Clipse
Lord Willin’
28 novembre 2006, date de sortie présumée du deuxième album de Clipse, Hell Hath No Fury. Présumée, car on n’y croira seulement au moment où l’on aura le disque entre les mains – la carrière des deux frères Malice et Pusha T ayant pris bien des détours pendant les quatre ans qui ont suivi leur premier essai, Lord Willin’. En une demi-décennie d’absence, le duo siamois aurait pu rejoindre le cimetière des talents d’un jour, perdu dans un no man’s land contractuel après le déménagement de leur label Star Trak vers Interscope. Echoués chez Jive Records, ils vont désespérément attendre un soutien d’une maison de disque désintéressée, au point de confier, il y a quelques semaines, vouloir en lyncher le personnel. Miraculeusement, ces quatre années de frustration vont permettre au groupe de se réinventer, avec un album avorté et une série de mixtapes – les I got it for cheap, réalisées avec leur collectif, le Re-Up Gang – qui vont les rendre de nouveau incontournables. Désormais, leur deuxième album est l’un des projets les plus attendus de 2006. L’occasion de se repencher sur le premier, qui a doucement obtenu le statut de disque culte au fil des années.
Welcome to Virginia Beach. Sur la pochette : Malice et Pusha T en décapotable, Jésus Christ sur la plage arrière. Sur le disque : drogue, sexe et flambe. Décor planté dès la première mesure du premier morceau : « Playas we ain’t the same, I’m into ‘caine and guns ». Les cinq prochaines années du rap viennent d’être écrites. En se partageant 48 mesures d’intro, ils posent les fondations du « cocaïne rap », ambiance Miami Vice : ici, pas d’amour effréné du hip-hop, ni de richesse grandiloquente, le deal tue le temps et comble la gourmandise plus que la faim. Le passé ? Pas tout à fait révolu : « Ironic, the same same place I’m makin’ figures at, that there’s the same land they used to hang niggas at. » La violence ? Routinière : « In Virginia, we smirked at that Simpson trial. Yeah, I guess the chase was wild, but what’s the fuss about ? » Les soirées ? Expéditives : « Before the DJ started cuttin’, I was already fuckin' ». Malice et Pusha T refusent l’étiquette de rappeurs, comme nombre de leurs successeurs dans ce registre (Rick Ross, Young Jeezy, Juelz Santana), mais pour le coup, on n’a pas vraiment envie de les croire : ils sont trop méticuleux dans leurs articulations pour n’être que de simples (t)rappeurs opportunistes, et l’on devine une vraie passion pour l’écriture derrière leurs voix sournoises.

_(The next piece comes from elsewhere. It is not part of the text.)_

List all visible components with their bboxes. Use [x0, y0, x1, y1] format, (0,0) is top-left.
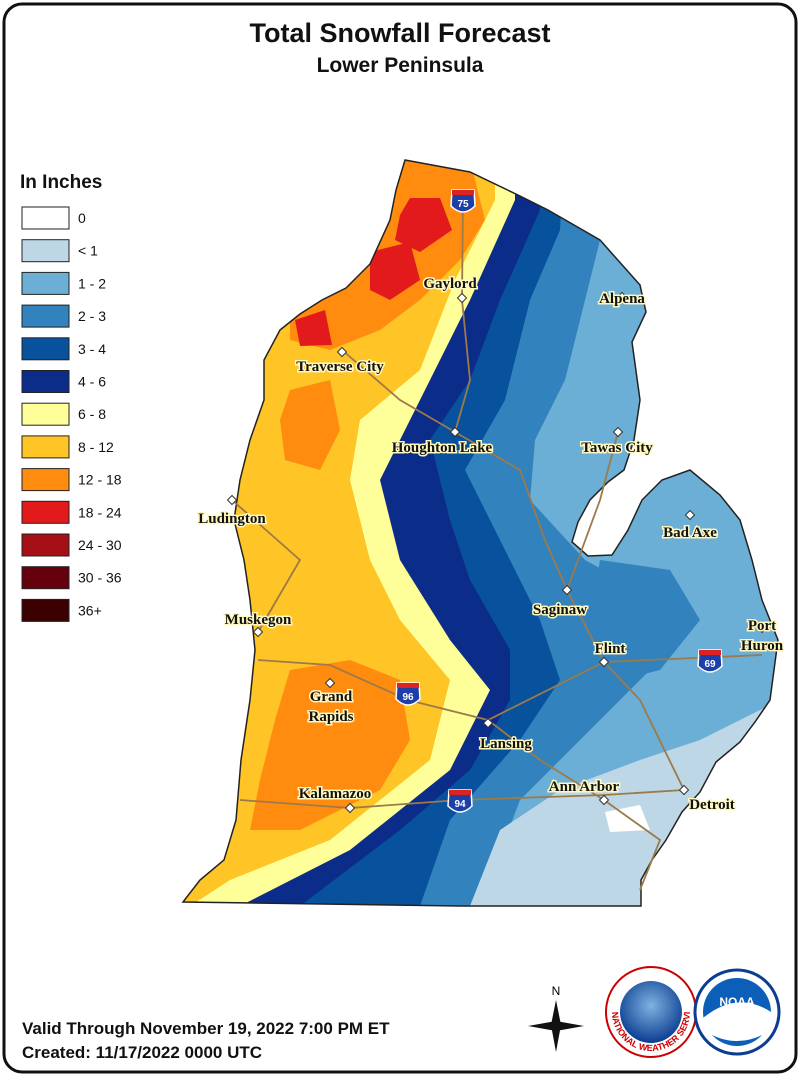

Couronné de platine à sa sortie, Lord Willin’ est à l’heure actuelle l’unique album de rap entièrement produit par les Neptunes. Et l’une des rares sorties de majors dont la direction musicale est confiée à une seule entité de production. Grande réussite. La croyance populaire présentait parfois Pharrell & Chad comme des producteurs pop – sous-entendu : gentils, inoffensifs, formatés. En réalité, il y a quelque chose de foncièrement vicelard et poisseux dans leur musique : on l’entend dans ces grosses caisses de fanfare qui se bousculent (‘Ego’), ces épilepsies mélodiques (‘Famlay freestyle’) ou ces arrangements agressifs de cordes et de cuivres synthétiques (‘Cot damn’). Avec Lord Willin’, les deux mentors floutent la frontière entre morceaux commerciaux et street-singles. Le seul vrai hit de l’album, ‘Grindin’, en est ainsi le plus expérimental : en réduisant l’instru à une simple percussion, les Neptunes signent l’un des titres essentiels de la décennie, un chef d’œuvre de minimalisme glacial, porté par un entrechoc de grosses caisses qui va faire école, notamment auprès de Mr Collipark, le père de la snap music.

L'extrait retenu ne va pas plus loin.